Nevertheless, these calculations are only arithmetically correct. The historical reality has been artificially set back by more than two centuries. Apart from the fact that there was no papal state between 1870 and 1920, history proves that the dissolution of this state actually took place in 1798, as a result of the French Revolution, and that between 1798 and 1870 this state was repeatedly overthrown after each attempt to rise, functioning intermittently between 1800 and 1808, 1814 and 1849, 1850 and 1870. The period after 1798 was one of permanent political and spiritual humiliation for the Papacy and for the Roman Church in general. It never regained the supremacy it had enjoyed in Europe under the old regime (before the French Revolution), despite a spectacular improvement in its image.
Let us not forget that the prophecy predicted 1260 years of war and persecution against the “saints.” Yet the secular governments that took power after the French Revolution abolished the religious persecutions imposed by the Code of Justinian (published in 534) and practised during the Middle Ages and the old regime of the Modern Age.
On the other hand, the papacy held political power even before 754. Before the classical Papal State, the papacy had another form of state, much more modest in power but impressive in territory. The real beginnings of papal temporal power were in 538-554, with the imperial recapture of Italy from the Ostrogoths. In 538, Rome and the southern territories were removed from Ostrogothic rule, and in 554, Emperor Justinian confirmed Italy’s political status with the Pragmatic Sanction, leaving the conquered territories under the jurisdiction of the Empire, and the Pope with supreme religious authority but little, incipient political autonomy.

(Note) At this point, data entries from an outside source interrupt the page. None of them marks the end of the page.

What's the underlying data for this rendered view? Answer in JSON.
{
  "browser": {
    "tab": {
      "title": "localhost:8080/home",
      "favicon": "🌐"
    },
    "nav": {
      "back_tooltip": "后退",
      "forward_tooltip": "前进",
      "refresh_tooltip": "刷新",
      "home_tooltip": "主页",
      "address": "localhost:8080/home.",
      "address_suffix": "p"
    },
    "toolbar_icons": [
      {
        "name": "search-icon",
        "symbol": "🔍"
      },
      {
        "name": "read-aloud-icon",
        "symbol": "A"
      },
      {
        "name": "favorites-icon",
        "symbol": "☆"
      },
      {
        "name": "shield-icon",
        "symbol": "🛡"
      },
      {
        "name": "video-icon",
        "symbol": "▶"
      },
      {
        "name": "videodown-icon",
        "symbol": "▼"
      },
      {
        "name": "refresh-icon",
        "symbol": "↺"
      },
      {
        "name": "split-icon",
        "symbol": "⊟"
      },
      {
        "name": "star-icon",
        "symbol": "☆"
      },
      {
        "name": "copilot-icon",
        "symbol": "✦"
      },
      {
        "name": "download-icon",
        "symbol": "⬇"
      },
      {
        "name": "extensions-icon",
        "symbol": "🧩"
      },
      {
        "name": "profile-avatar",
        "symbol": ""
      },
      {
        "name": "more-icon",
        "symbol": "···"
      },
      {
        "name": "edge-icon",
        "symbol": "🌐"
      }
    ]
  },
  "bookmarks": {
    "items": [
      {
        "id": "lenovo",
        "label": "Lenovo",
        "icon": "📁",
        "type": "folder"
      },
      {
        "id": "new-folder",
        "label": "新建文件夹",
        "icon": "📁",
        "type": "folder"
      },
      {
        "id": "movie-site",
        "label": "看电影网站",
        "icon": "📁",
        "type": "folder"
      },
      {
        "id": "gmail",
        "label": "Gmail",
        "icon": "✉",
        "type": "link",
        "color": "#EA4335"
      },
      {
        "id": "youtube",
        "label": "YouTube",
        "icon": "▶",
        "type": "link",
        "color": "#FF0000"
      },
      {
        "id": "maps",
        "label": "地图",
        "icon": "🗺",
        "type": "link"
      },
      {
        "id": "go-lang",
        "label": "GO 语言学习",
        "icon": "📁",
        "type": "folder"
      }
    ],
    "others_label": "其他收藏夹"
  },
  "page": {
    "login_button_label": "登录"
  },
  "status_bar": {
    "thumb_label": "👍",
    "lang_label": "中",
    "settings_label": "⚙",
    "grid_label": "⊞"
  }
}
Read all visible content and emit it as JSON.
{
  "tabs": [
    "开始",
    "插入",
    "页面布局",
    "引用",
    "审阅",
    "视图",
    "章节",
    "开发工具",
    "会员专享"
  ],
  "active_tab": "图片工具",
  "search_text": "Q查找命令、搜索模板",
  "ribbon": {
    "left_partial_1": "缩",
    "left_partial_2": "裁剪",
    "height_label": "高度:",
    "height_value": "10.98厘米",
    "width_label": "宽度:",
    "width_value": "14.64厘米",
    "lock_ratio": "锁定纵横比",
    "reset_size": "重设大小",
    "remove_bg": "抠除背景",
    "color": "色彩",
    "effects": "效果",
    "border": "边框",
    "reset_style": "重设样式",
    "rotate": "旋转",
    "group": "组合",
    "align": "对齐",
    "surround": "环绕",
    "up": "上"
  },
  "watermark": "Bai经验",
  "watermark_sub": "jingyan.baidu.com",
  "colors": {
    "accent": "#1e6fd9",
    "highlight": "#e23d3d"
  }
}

The Church’s vast estates, known as the Patrimonium Sancti Petri, comprised a vast array of territories in Italy and Sicily, the most important of which was the Duchy of Rome. These estates were originally donations from the wealthy, dating back to the time of Constantine the Great. As the administrator of these estates and as the preferred leader of the Italians, the papacy was, in reality, a true state within a state, nominally subject to the Eastern Empire, but governed by an increasingly autonomous papacy that knew how to take advantage of the political circumstances in Italy in 538-739.[61] The papal situation from 537-752 is called the Byzantine Papacy (i.e. subject to the Eastern Empire).
Various Catholic writings attest to the papacy’s “more than 12 centuries” of rule[62], and the fact that the true origins of the papal state were in the 6th century is also confirmed on the Vatican website. There’s a reason why this political power is described as a little horn in the prophecy of Daniel 7:8. After 754, the Papal State became a great horn[63]. Therefore, the measurement of the period of domination and “war against the saints” must be made from the origin of this political power in 538.
This article is part of a series of three written by Florin Lăiu on the subject of antipapism and the possibility that the apocalyptic Antichrist is the papacy itself, the axis of historical Christianity. In the first part, the author familiarises us with the classical Protestant perception of the concept and prophetic figure of the Antichrist, evaluating the classical identification of the Antichrist with the papacy. In the second part, the analysis continues with a careful deciphering of the main biblical prophecies concerning the Antichrist. The final part concludes with an apocalyptic scenario that focuses on the role of the false prophet of Revelation 13 and the way in which the world will be deceived into worshipping the creature instead of the Creator.